Canivet ! Gare au Gorille

Je pourrais très facilement abonder dans la fustigation du Sarkozy accusé du pire des crimes pour un détenteur de pouvoir politique : l’atteinte à la séparation des pouvoirs.

Voilà donc un ministre de l’Intérieur, numéro deux du gouvernement et, à ce titre, une des têtes de proue de l’exécutif, qui critique une parcelle du pouvoir judiciaire. De là, l’institution s’insurge, s’effarouche comme une vierge prude à qui l’on chantonnerait quelques vers du Plaisir des dieux !

Rappelez-vous la commission d’enquête parlementaire face au juge Burgaud. Là aussi, les syndicats de magistrats s’étaient offusqués du rudoiement verbal de l’incompétent juge d’instruction qui lui, avec la participation de l’institution judiciaire, avait anéanti la vie d’innocents.

Dans ces deux cas, la magistrature se révèle dans sa pernicieuse revendication de corps intouchable, sauf par elle-même avec sa batterie de sanctions-promotions pour les quelques ouailles disjonctées.

Au nom de quelle miraculeuse légitimité ces ex étudiants en droit seraient-ils dispensés de tout regard critique extérieur ? Le tribunal de Bobigny ? Il faudrait le louer comme il faudrait saluer la magistrale éthique du Burgaud dans son boulot ! Ce n’est plus de la séparation des pouvoirs à la Montesquieu, c’est l’élévation du pouvoir judiciaire au-dessus des deux autres pour s’ériger comme l’inatteignable.

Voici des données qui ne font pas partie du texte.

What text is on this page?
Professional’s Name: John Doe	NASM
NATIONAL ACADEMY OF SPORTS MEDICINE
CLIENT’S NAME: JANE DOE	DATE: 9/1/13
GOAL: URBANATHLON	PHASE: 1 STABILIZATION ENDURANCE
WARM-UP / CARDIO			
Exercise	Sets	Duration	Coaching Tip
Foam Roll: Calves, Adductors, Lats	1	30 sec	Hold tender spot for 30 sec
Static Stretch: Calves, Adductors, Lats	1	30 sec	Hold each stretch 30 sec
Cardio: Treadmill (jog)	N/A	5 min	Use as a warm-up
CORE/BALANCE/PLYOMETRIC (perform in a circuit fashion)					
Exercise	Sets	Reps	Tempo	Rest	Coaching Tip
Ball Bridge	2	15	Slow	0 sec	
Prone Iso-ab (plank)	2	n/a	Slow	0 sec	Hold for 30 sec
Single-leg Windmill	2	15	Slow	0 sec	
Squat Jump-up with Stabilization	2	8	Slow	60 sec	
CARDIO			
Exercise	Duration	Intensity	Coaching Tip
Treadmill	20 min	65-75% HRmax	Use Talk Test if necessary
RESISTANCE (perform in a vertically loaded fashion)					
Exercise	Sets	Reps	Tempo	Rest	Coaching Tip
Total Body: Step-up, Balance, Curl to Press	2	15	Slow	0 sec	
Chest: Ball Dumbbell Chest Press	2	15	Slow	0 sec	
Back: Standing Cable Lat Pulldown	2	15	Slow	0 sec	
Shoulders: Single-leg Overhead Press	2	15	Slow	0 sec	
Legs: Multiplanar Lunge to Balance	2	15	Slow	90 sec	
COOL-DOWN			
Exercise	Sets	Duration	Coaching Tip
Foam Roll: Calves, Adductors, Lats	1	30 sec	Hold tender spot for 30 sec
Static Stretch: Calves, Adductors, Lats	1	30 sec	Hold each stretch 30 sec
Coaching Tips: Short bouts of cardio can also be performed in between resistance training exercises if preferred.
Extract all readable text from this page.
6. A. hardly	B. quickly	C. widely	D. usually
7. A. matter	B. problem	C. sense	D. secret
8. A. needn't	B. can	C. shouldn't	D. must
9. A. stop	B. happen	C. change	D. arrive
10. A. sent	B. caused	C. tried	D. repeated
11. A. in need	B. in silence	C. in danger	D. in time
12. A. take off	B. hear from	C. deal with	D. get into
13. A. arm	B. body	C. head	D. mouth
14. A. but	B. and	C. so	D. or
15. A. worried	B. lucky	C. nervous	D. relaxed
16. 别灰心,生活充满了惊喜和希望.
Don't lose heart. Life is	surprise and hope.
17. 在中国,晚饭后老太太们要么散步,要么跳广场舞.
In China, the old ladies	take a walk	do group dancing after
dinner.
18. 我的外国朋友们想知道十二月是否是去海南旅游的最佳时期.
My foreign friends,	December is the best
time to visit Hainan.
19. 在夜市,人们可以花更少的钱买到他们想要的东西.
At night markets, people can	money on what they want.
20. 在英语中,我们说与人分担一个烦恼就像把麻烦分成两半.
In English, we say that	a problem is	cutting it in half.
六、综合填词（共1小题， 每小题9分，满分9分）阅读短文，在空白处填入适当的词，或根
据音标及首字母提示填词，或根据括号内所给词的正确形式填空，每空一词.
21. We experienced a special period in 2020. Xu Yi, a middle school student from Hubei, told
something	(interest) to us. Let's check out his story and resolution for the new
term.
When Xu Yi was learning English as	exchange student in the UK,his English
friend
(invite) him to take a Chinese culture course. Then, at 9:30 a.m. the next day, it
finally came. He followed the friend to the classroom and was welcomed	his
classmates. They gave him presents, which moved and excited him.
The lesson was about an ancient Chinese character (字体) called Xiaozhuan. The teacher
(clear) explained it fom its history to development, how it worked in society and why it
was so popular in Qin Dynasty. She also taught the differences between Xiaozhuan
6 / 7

Le laxisme de la justice revient à laisser des multirécidivistes terroriser leur territoire d’exercice, rendant vaines les arrestations policières : n’y a-t-il pas là, dans les actes et donc bien plus gravement que l’effet de quelques paroles bien senties, une atteinte au pouvoir exécutif de la sécurité publique et une complicité, de fait, de certains magistrats, par peur, défaitisme ou idéologie, avec les malfaisants ?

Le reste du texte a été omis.